Here is that list of things i found:
Parasound Halo A23
gorgeous case and lights, nice design
great features (just loaded -balanced or unbalanced connections, loop out connections, 3 methods for turning it on/off, carry handles, gain selectivity knobs to adjust for preamp signal strengths and a ground loop switch)
runs pretty hot when pushed
more pricey than Anthem
auto signal detect on feature really needs a strong signal to get it to work, below volume 7 on my preamp (scale of 0-35) would actually cause the amp to shut off thinking there is no signal. This was kind of annoying when playing music relatively low but at least the alternative was to use the trigger switch method or find a preamp that puts out a stronger overall signal .
larger build, very solid and huge internal parts compared to the Halo
good heat dissipation
cheaper than Parasound ($1500 for the MCA20, $1600 for the Parasound but i could have haggled a bit for the Anthem dropping the price)
auto signal detect feature worked better than Parasound
Canadian company (i prefer to support national economy if the item is of good quality rather than buying something built overseas)
real boring look and case, not all silver (silver face, black case compared to the Halo which was all done in aluminum finish)
power plug does not have a ground plug (kind of surprising)
not as many features as the Parasound ( it had balanced and unbalanced connections and the 3 method on/off switching and that's it)

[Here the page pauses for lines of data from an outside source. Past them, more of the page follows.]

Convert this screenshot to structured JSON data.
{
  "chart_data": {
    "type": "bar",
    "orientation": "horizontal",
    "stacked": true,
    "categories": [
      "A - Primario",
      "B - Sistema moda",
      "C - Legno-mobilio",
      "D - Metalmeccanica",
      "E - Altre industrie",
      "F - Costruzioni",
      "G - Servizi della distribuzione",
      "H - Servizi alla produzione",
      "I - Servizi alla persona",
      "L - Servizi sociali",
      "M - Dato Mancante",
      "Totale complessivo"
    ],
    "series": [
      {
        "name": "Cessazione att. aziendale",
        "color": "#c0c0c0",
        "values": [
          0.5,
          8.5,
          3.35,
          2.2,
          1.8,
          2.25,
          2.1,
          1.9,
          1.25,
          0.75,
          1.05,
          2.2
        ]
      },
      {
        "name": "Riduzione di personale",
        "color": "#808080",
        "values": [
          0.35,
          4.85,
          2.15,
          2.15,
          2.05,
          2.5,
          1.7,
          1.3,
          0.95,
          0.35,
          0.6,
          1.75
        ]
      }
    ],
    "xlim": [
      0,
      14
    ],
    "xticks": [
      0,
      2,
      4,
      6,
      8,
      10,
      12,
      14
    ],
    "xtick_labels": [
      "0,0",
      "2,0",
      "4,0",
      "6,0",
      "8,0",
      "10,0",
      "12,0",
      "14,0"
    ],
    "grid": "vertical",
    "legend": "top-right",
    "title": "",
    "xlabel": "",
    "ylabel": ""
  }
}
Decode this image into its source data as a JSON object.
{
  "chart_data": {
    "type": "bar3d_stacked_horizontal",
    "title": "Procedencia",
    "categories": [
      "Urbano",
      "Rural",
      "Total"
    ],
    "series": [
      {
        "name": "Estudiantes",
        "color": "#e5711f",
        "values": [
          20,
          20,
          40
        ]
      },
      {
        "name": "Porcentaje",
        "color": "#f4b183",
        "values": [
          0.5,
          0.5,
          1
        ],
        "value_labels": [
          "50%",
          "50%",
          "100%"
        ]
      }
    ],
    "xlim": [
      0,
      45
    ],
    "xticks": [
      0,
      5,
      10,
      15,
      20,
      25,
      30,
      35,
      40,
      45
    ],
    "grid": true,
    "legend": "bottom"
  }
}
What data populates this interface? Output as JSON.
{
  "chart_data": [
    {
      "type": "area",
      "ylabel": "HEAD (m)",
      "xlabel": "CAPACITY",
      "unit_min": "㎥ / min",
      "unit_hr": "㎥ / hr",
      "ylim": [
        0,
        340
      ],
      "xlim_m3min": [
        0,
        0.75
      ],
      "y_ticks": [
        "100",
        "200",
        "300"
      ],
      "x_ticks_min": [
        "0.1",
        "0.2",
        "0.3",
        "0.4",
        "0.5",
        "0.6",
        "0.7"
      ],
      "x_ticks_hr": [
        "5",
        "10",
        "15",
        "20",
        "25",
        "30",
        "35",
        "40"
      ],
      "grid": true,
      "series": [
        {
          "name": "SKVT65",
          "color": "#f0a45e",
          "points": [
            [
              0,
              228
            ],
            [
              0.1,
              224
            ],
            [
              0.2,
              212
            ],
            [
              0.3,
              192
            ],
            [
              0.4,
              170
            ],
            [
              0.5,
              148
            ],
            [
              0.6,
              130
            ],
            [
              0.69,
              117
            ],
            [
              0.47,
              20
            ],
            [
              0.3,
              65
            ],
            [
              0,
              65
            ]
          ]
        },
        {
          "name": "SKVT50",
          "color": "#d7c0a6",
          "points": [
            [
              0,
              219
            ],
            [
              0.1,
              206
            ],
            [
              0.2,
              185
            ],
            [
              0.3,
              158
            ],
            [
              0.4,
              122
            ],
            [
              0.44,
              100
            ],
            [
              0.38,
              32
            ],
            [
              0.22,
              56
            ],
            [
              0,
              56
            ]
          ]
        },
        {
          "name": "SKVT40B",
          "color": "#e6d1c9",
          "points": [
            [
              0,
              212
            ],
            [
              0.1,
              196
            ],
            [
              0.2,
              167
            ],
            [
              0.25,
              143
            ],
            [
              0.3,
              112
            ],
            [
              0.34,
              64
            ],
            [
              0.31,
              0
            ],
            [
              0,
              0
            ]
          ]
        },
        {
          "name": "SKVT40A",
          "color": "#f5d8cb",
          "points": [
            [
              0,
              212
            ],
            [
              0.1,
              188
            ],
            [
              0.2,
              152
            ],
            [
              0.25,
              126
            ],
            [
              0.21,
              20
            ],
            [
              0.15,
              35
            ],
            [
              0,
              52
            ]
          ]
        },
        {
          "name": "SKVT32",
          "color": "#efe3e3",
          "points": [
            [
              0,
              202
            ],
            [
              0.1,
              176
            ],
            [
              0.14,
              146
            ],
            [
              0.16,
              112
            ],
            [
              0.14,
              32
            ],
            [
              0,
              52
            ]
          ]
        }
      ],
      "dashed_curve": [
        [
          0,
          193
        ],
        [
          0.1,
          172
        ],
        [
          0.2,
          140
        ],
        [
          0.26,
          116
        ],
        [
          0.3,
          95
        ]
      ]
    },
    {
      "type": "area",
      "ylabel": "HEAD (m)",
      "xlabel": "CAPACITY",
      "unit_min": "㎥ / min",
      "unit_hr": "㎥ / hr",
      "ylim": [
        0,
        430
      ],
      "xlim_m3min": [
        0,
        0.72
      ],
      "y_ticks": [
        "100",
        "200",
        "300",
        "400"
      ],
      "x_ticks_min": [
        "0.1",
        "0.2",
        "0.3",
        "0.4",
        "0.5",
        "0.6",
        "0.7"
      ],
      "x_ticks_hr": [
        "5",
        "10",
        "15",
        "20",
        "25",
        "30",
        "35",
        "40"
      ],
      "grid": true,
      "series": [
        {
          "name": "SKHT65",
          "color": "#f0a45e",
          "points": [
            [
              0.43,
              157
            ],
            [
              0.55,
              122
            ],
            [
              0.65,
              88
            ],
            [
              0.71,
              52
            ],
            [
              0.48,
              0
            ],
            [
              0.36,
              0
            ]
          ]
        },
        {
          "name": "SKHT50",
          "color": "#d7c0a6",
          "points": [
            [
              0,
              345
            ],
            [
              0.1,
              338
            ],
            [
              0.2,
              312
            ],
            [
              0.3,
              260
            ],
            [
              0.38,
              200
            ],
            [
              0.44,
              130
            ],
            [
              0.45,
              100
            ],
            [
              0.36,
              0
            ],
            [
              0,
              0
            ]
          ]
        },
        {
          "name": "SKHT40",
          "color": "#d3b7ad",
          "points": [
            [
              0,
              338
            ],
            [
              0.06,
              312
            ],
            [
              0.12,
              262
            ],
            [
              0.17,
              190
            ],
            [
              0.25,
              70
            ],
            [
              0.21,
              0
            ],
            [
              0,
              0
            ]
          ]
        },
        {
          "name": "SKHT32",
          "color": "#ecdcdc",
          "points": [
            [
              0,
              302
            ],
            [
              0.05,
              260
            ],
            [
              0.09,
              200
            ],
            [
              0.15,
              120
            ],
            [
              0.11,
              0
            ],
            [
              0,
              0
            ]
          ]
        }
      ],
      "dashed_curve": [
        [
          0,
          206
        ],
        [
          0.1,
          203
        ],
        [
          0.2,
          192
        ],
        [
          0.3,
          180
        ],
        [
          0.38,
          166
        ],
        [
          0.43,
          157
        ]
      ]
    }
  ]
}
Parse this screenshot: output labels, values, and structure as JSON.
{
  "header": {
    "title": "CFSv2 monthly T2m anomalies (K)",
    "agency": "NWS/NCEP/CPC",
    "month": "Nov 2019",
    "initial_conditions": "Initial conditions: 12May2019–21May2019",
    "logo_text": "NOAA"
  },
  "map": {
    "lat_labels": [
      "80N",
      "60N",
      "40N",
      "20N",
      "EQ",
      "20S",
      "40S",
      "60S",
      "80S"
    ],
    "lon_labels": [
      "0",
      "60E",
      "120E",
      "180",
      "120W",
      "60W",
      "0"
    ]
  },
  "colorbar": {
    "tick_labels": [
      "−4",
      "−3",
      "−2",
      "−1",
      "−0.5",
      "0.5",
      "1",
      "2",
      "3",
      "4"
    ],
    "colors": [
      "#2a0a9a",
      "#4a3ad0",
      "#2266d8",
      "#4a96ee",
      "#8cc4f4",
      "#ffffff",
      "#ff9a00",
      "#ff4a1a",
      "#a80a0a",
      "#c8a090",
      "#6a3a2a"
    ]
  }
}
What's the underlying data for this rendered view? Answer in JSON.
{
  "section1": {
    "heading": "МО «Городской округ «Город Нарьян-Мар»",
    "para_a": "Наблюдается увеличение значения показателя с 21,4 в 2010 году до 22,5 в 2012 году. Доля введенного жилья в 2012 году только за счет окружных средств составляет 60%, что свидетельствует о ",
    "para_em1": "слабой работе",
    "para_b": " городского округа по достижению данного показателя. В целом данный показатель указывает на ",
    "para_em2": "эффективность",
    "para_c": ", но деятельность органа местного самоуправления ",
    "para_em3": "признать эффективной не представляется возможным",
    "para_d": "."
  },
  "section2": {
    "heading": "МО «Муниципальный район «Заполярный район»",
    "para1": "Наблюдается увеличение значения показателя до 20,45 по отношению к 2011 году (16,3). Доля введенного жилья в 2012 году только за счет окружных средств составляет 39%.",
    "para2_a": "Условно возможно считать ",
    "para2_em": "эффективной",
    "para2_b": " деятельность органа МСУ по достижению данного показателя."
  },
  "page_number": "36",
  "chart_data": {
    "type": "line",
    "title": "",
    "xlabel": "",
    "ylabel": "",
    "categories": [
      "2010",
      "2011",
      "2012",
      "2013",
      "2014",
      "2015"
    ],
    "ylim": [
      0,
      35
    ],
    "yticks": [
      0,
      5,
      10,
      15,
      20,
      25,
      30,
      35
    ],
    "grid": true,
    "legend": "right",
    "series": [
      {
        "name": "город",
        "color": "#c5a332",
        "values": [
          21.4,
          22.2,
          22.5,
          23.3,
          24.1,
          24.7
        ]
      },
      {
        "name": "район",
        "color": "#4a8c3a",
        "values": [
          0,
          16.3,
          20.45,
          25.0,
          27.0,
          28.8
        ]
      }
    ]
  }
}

The Halo Hum as previously referred to was still evident, however the Anthem unit produced a similar sound although a bit different. In previous tests with a Coda amp, no hum was really evident. Upon changing the preamp (Denon) for my a/v receiver (Onkyo) the hum was nearly non-existant for both the Anthem and the Parasound.
It is very possible that the Denon is responsible for introducing a background noise into the signal although it was not at all noticeable once music was playing. The noise floor of the recording is easily more than double the sound of any background hum. The use of the Onkyo clarified my concern about the alleged Halo Hum. There really is none.
All in all i would probably buy either unit but my wife preferred the Halo over the Anthem based solely on aesthetics and its smaller size. I would have preferred a larger sized Halo unit as the A23 model runs a bit hot for my liking but the features it has are darn nice. However, b/c the Halo is priced so high and the auto detect feature is a little weak, i would buy the Halo unit over the Anthem ONLY if i can get it for a good price used, perhaps in the $1200-1400 range, but not at $1600 plus taxes (all Cdn values).
If i can get a good silver Anthem for about $900-1200, i would buy it instead. It is NOT worth the $1500 considering the $100 extra for the extra features of the Parasound Halo (using the retail prices i was quoted before taxes or haggling).
Both units sound excellent and powered my Tannoy Definition D700s with ease. There was never any clipping or overheating issues as indicated in sound or by the unit diagnostics even after an hour of 105dB playback (2.4 metres, approx. 8 foot measured distance).
If you want a no frills, heavy built, cheaper unit but also with more simple aesthetics (blander look), the Anthem was great.
For a bit more class, several more features and a slight step up in price, i would take the Halo, but NOT unless its price was very less than retail due to the auto detect issue and smaller heatsink/internals.
Their price compared to many amps in this power range is extremely good. I certainly would recommend either one.